Hi! I am using latest Merlin WRT (380.67) on my RT-AC68U and I am trying to monitor the WAN traffic with mrtg and Nagios. The problem is that SNMP reports ifSpeed as only 1250 Kbytes, while the real speed is 1Gbps: "IF-MIB::ifSpeed.4 = Gauge32: 10000000", "IF-MIB::ifHighSpeed.4 = Gauge32: 10". Is this a bug or am I doing something wrong? Thanks

Hi

I have also been looking at using MRTG to track stats of the router (even though the built in stats on the router are miles ahead of what I have managed in MRTG). What I found was that the SNMP exposes the ETH0 and the VLAN1 interfaces, where VLAN1 appears the be local LAN based traffic and ETH0 seems to count All wired ethernet traffic (i.e.
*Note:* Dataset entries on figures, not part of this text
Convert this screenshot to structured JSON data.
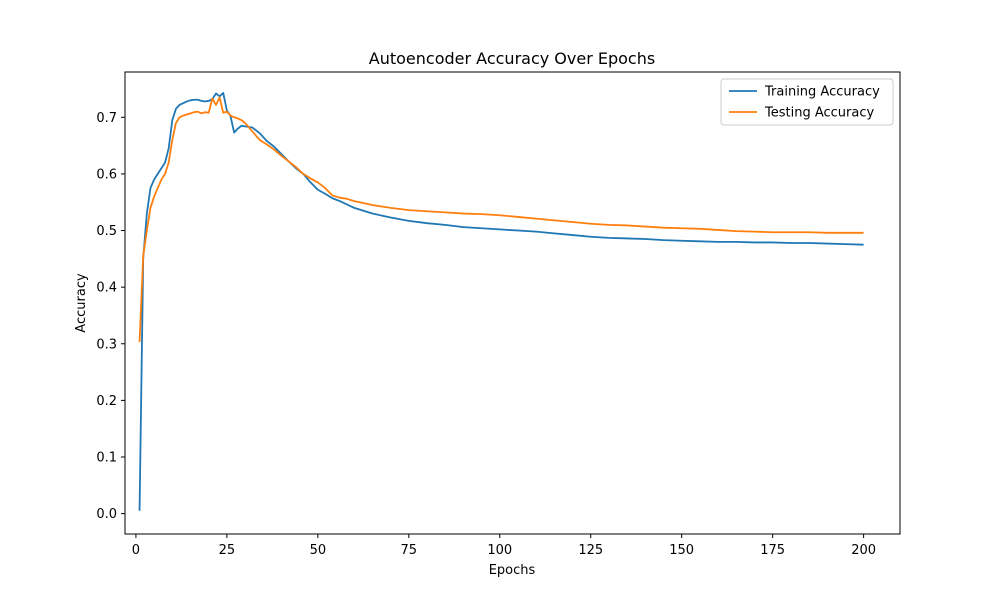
{
  "chart_data": {
    "type": "line",
    "title": "Autoencoder Accuracy Over Epochs",
    "xlabel": "Epochs",
    "ylabel": "Accuracy",
    "xlim": [
      -3,
      210
    ],
    "ylim": [
      -0.036,
      0.78
    ],
    "xticks": [
      0,
      25,
      50,
      75,
      100,
      125,
      150,
      175,
      200
    ],
    "yticks": [
      0.0,
      0.1,
      0.2,
      0.3,
      0.4,
      0.5,
      0.6,
      0.7
    ],
    "ytick_labels": [
      "0.0",
      "0.1",
      "0.2",
      "0.3",
      "0.4",
      "0.5",
      "0.6",
      "0.7"
    ],
    "grid": false,
    "legend_position": "top-right",
    "x": [
      1,
      2,
      3,
      4,
      5,
      6,
      7,
      8,
      9,
      10,
      11,
      12,
      13,
      14,
      15,
      16,
      17,
      18,
      19,
      20,
      21,
      22,
      23,
      24,
      25,
      26,
      27,
      28,
      29,
      30,
      32,
      34,
      36,
      38,
      40,
      42,
      44,
      46,
      48,
      50,
      52,
      54,
      56,
      58,
      60,
      65,
      70,
      75,
      80,
      85,
      90,
      95,
      100,
      105,
      110,
      115,
      120,
      125,
      130,
      135,
      140,
      145,
      150,
      155,
      160,
      165,
      170,
      175,
      180,
      185,
      190,
      195,
      200
    ],
    "series": [
      {
        "name": "Training Accuracy",
        "color": "#1f77b4",
        "values": [
          0.005,
          0.45,
          0.53,
          0.575,
          0.59,
          0.6,
          0.61,
          0.62,
          0.645,
          0.695,
          0.715,
          0.722,
          0.725,
          0.728,
          0.73,
          0.731,
          0.731,
          0.729,
          0.728,
          0.729,
          0.732,
          0.742,
          0.737,
          0.743,
          0.712,
          0.702,
          0.673,
          0.68,
          0.685,
          0.684,
          0.682,
          0.672,
          0.658,
          0.648,
          0.635,
          0.622,
          0.61,
          0.6,
          0.585,
          0.572,
          0.565,
          0.557,
          0.552,
          0.546,
          0.54,
          0.53,
          0.523,
          0.517,
          0.513,
          0.51,
          0.506,
          0.504,
          0.502,
          0.5,
          0.498,
          0.495,
          0.492,
          0.489,
          0.487,
          0.486,
          0.485,
          0.483,
          0.482,
          0.481,
          0.48,
          0.48,
          0.479,
          0.479,
          0.478,
          0.478,
          0.477,
          0.476,
          0.475
        ]
      },
      {
        "name": "Testing Accuracy",
        "color": "#ff7f0e",
        "values": [
          0.303,
          0.455,
          0.5,
          0.54,
          0.56,
          0.575,
          0.59,
          0.6,
          0.62,
          0.66,
          0.69,
          0.7,
          0.703,
          0.705,
          0.707,
          0.709,
          0.71,
          0.707,
          0.709,
          0.708,
          0.733,
          0.722,
          0.735,
          0.708,
          0.71,
          0.703,
          0.7,
          0.698,
          0.695,
          0.69,
          0.675,
          0.66,
          0.652,
          0.643,
          0.632,
          0.622,
          0.612,
          0.6,
          0.592,
          0.585,
          0.575,
          0.562,
          0.558,
          0.556,
          0.552,
          0.545,
          0.54,
          0.536,
          0.534,
          0.532,
          0.53,
          0.529,
          0.527,
          0.524,
          0.521,
          0.518,
          0.515,
          0.512,
          0.51,
          0.509,
          0.507,
          0.505,
          0.504,
          0.503,
          0.501,
          0.499,
          0.498,
          0.497,
          0.497,
          0.497,
          0.496,
          0.496,
          0.496
        ]
      }
    ]
  }
}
WAN and LAN), so for instance if you perform a large download (600MB) over a wired connection, the interface stats show sending and receiving of 600MB of data, or that the in bytes is roughly the same as the out bytes. If you have no wired devices then that counter will work OK.

SNMP reporting the wrong speed does not appear to be an issue with what I have been doing, i just adjust the MaxBytes parameter for the Interface in the mrtg.cfg file.

Hope that helps.
 
Hi

I have also been looking at using MRTG to track stats of the router (even though the built in stats on the router are miles ahead of what I have managed in MRTG). What I found was that the SNMP exposes the ETH0 and the VLAN1 interfaces, where VLAN1 appears the be local LAN based traffic and ETH0 seems to count All wired ethernet traffic (i.e. WAN and LAN), so for instance if you perform a large download (600MB) over a wired connection, the interface stats show sending and receiving of 600MB of data, or that the in bytes is roughly the same as the out bytes. If you have no wired devices then that counter will work OK.

SNMP reporting the wrong speed does not appear to be an issue with what I have been doing, i just adjust the MaxBytes parameter for the Interface in the mrtg.cfg file.

Hope that helps.

Thanks for the answer! I will stop using mrtg for now, I figured out that it was an unnecessary headache.